Когда мой папа привел будущую жену знакомиться со своей мамой, Елизавете Марковне будущая невестка не показалась: слишком хрупкая – «Она же сумку домой донести не сможет!». «И каждый раз, когда я сгибалась под тяжестью сумок, которые выворачивали мне руки, я вспоминала ту первую встречу с Елизаветой Марковной и ее неверие в мои силы», – смеялась мама. И каждый раз, когда я иду из магазина – полный рюкзак за спиной, сумка на плече, сумка в руке (не все поместилось в рюкзак) – я вспоминаю первую встречу моей мамы с моей бабушкой. Нет, я и других женщин знаю – томных, у которых самая тяжелая поклажа – сумочка, в которой кредитка мужа, а сам он обязательно подъедет к магазину (не продуктовому), когда жена закончит шопинг – ей ведь тяжело нести покупки. Бывает, я им завидую: они мне и кажутся прекрасными бабочками, которые украшают жизнь. Мне тоже так хочется. Но – не дано: воспитание. Все из семьи – и закалка, и порхание. Не быть мне бабочкой… 

25/ 06

Тени в доме

Вот скажешь: «Анна Андреевна», и все любящие литературу поймут: Ахматова. Стихами можно сказать все, хотя они кажутся субстанцией эфемерной, невесомой – да полноте, субстанция ли это? Скорее – вздох, вдох, дыхание, движение, полет. О любви, о жирафе на озере Чад… Но когда Анну Ахматову в тюремных очередях, в которых она стояла с сотнями других женщин, чтобы передать передачу сыну, одна из них спросила: «Вы сможете это описать?», Анна Андреевна кивнула: «Смогу». Так родился «Реквием». Где самое надежное хранилище для стихов опального поэта? В памяти его друзей – преданных настолько, что не предадут. Когда Ахматова писала свой «Реквием» про то, что она «была тогда с моим народом, там, где мой народ, к несчастью, был», то доверяла его памяти ближайших друзей. Писала на бумаге, они учили, а когда запоминали, бумагу сжигали. Вот на столе в ее комнате та самая пепельница, в которой горели стихи. Рукописи горят, память – нет.

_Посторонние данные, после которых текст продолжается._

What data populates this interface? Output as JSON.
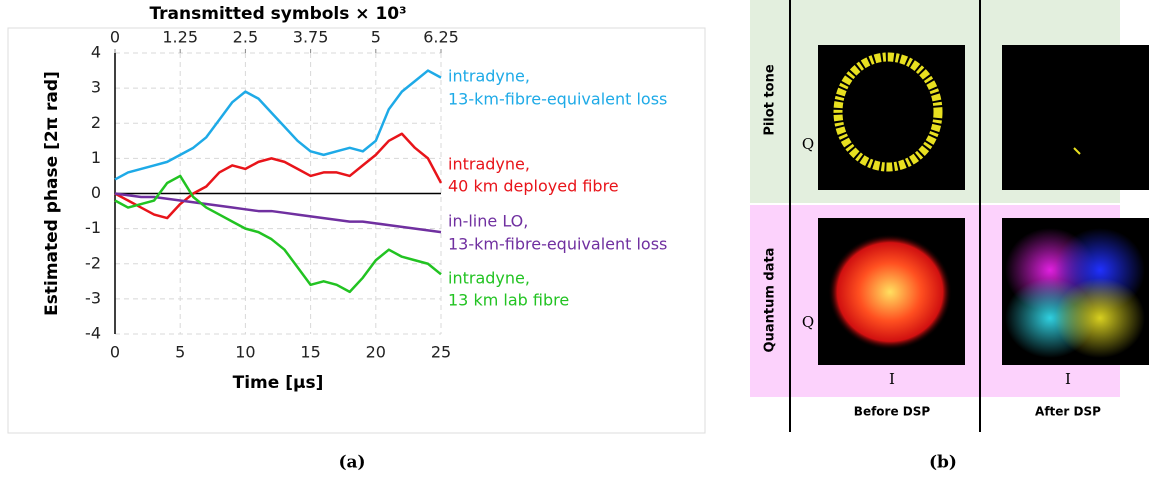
{
  "chart_data": {
    "type": "line",
    "title": "Transmitted symbols × 10³",
    "xlabel": "Time [µs]",
    "ylabel": "Estimated phase [2π rad]",
    "x": [
      0,
      1,
      2,
      3,
      4,
      5,
      6,
      7,
      8,
      9,
      10,
      11,
      12,
      13,
      14,
      15,
      16,
      17,
      18,
      19,
      20,
      21,
      22,
      23,
      24,
      25
    ],
    "xlim": [
      0,
      25
    ],
    "xticks": [
      0,
      5,
      10,
      15,
      20,
      25
    ],
    "x2lim": [
      0,
      6.25
    ],
    "x2ticks": [
      0,
      1.25,
      2.5,
      3.75,
      5,
      6.25
    ],
    "ylim": [
      -4,
      4
    ],
    "yticks": [
      -4,
      -3,
      -2,
      -1,
      0,
      1,
      2,
      3,
      4
    ],
    "grid": true,
    "series": [
      {
        "name": [
          "intradyne,",
          "13-km-fibre-equivalent loss"
        ],
        "color": "#1eaae7",
        "values": [
          0.4,
          0.6,
          0.7,
          0.8,
          0.9,
          1.1,
          1.3,
          1.6,
          2.1,
          2.6,
          2.9,
          2.7,
          2.3,
          1.9,
          1.5,
          1.2,
          1.1,
          1.2,
          1.3,
          1.2,
          1.5,
          2.4,
          2.9,
          3.2,
          3.5,
          3.3
        ]
      },
      {
        "name": [
          "intradyne,",
          "40 km deployed fibre"
        ],
        "color": "#e8141a",
        "values": [
          0,
          -0.2,
          -0.4,
          -0.6,
          -0.7,
          -0.3,
          0,
          0.2,
          0.6,
          0.8,
          0.7,
          0.9,
          1.0,
          0.9,
          0.7,
          0.5,
          0.6,
          0.6,
          0.5,
          0.8,
          1.1,
          1.5,
          1.7,
          1.3,
          1.0,
          0.3
        ]
      },
      {
        "name": [
          "in-line LO,",
          "13-km-fibre-equivalent loss"
        ],
        "color": "#7030a0",
        "values": [
          0,
          -0.05,
          -0.1,
          -0.1,
          -0.15,
          -0.2,
          -0.25,
          -0.3,
          -0.35,
          -0.4,
          -0.45,
          -0.5,
          -0.5,
          -0.55,
          -0.6,
          -0.65,
          -0.7,
          -0.75,
          -0.8,
          -0.8,
          -0.85,
          -0.9,
          -0.95,
          -1.0,
          -1.05,
          -1.1
        ]
      },
      {
        "name": [
          "intradyne,",
          "13 km lab fibre"
        ],
        "color": "#22c322",
        "values": [
          -0.2,
          -0.4,
          -0.3,
          -0.2,
          0.3,
          0.5,
          -0.1,
          -0.4,
          -0.6,
          -0.8,
          -1.0,
          -1.1,
          -1.3,
          -1.6,
          -2.1,
          -2.6,
          -2.5,
          -2.6,
          -2.8,
          -2.4,
          -1.9,
          -1.6,
          -1.8,
          -1.9,
          -2.0,
          -2.3
        ]
      }
    ]
  },
  "panel_b": {
    "row_labels": [
      "Pilot tone",
      "Quantum data"
    ],
    "column_labels": [
      "Before DSP",
      "After DSP"
    ],
    "q_label": "Q",
    "i_label": "I"
  },
  "captions": [
    "(a)",
    "(b)"
  ]
}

Сколько времени должно пройти, чтобы трагедия стала развлечением? И что можно считать развлечением, а что – напоминанием и лекарством от забывчивости? Вот мой любимый фильм о войне – «В бой идут одни старики»: много музыки, смеха, «Смуглянка», опять же. У вас повернется язык назвать его развлечением? У меня нет. А вот современные сериалы про войну – да, уже развлечение. Там акценты смещены: больше приключений – бах, бах, ножом вжик, нам все по плечу, ура, ура! Пусто внутри. Ответ на вопрос «сколько лет должно пройти, чтобы…» в этом случае – еще при жизни трагического поколения. А уж если сто лет прошло, трагедия становится не только приключением и развлечением, но и генератором денег. В Китае строят точнейшую – вплоть до дверных ручек – копию «Титаника». Он станет парком развлечений. Правда, после протестов от идеи симулировать столкновение с айсбергом пришлось отказаться.